Ray vs AABB algorithm that also gives which side was hit?

Question

There are plenty of well-known algorithms for determining if a ray hit an Axis-Aligned Bounding Box (AABB), like Andrew Woo's covered in a response here.

Using exit = origin + (dir * tMax) will give you the exact position of exit using distance through the ray. (and same for tMin and the entry)

However, I need a way to not only do that, but also get if we hit the left, right, top, bottom, front, or rear face of the AABB.

The naive approach would be to do some kind of floating-point comparison given the minpoint/maxpoint and try to see what side (if any) the point exactly equals in each dimension, or exactly equals within a tolerance. That seems error-prone, I was wondering if there was a better way.

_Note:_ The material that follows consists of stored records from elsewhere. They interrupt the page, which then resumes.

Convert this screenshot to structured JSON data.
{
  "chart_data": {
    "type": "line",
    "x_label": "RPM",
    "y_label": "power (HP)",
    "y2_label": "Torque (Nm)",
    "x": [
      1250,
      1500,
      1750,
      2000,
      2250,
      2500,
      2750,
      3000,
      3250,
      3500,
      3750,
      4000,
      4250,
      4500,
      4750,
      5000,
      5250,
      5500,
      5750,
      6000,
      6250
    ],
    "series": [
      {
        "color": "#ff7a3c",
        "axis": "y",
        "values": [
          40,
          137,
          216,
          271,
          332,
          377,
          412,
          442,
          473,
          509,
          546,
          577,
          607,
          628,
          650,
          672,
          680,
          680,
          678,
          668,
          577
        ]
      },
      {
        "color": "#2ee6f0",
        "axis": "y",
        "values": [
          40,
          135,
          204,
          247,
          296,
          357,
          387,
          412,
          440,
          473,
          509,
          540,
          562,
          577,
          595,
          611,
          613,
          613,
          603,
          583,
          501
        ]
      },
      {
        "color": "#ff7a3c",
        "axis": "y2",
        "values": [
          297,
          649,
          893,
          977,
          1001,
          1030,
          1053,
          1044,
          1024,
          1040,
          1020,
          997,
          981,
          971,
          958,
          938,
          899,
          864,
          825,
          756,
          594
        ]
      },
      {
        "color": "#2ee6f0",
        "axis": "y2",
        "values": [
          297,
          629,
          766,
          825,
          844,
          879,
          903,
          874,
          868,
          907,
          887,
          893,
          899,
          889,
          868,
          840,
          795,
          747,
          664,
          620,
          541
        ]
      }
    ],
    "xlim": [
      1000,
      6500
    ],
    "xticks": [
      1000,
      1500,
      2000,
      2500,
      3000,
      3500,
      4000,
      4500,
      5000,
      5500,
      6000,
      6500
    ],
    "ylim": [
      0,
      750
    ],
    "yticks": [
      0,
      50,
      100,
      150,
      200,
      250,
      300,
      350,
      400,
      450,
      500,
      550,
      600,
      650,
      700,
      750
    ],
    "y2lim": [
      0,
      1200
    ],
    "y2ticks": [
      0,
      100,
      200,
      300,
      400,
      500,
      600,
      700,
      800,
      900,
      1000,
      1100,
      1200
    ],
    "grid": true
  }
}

Is there an algorithm for this?

Answer 1

Given an intersection algorithm like the one you linked which first generates a $t$ value for every plane of the AABB, then computes $t_{min}$ and $t_{max}$ from those, you simply need to figure out which of the six initial values correspond to your final $t_{min}$. There will be two matches if your ray hits an edge, three if it hits a corner. In that case, this may include a back face (see the fix below).

This will not require a tolerance as $t_{min}$ is always one of the six values. In fact, it is always one of three intermediate values and you can use that to make your check simpler, faster and better. Given code, from the link above, such as:

float tmin = max(max(min(t1, t2), min(t3, t4)), min(t5, t6));

you could rewrite as:

float tminx = min(t1, t2);
float tminy = min(t3, t4);
float tmin = max(max(tminx, tminy), min(t5, t6));
int axis = 2;
if (tmin == tminx) axis = 0;
if (tmin == tminy) axis = 1;

As an added bonus, unlike testing all six values, this will not match the back face in the event that a far edge is hit.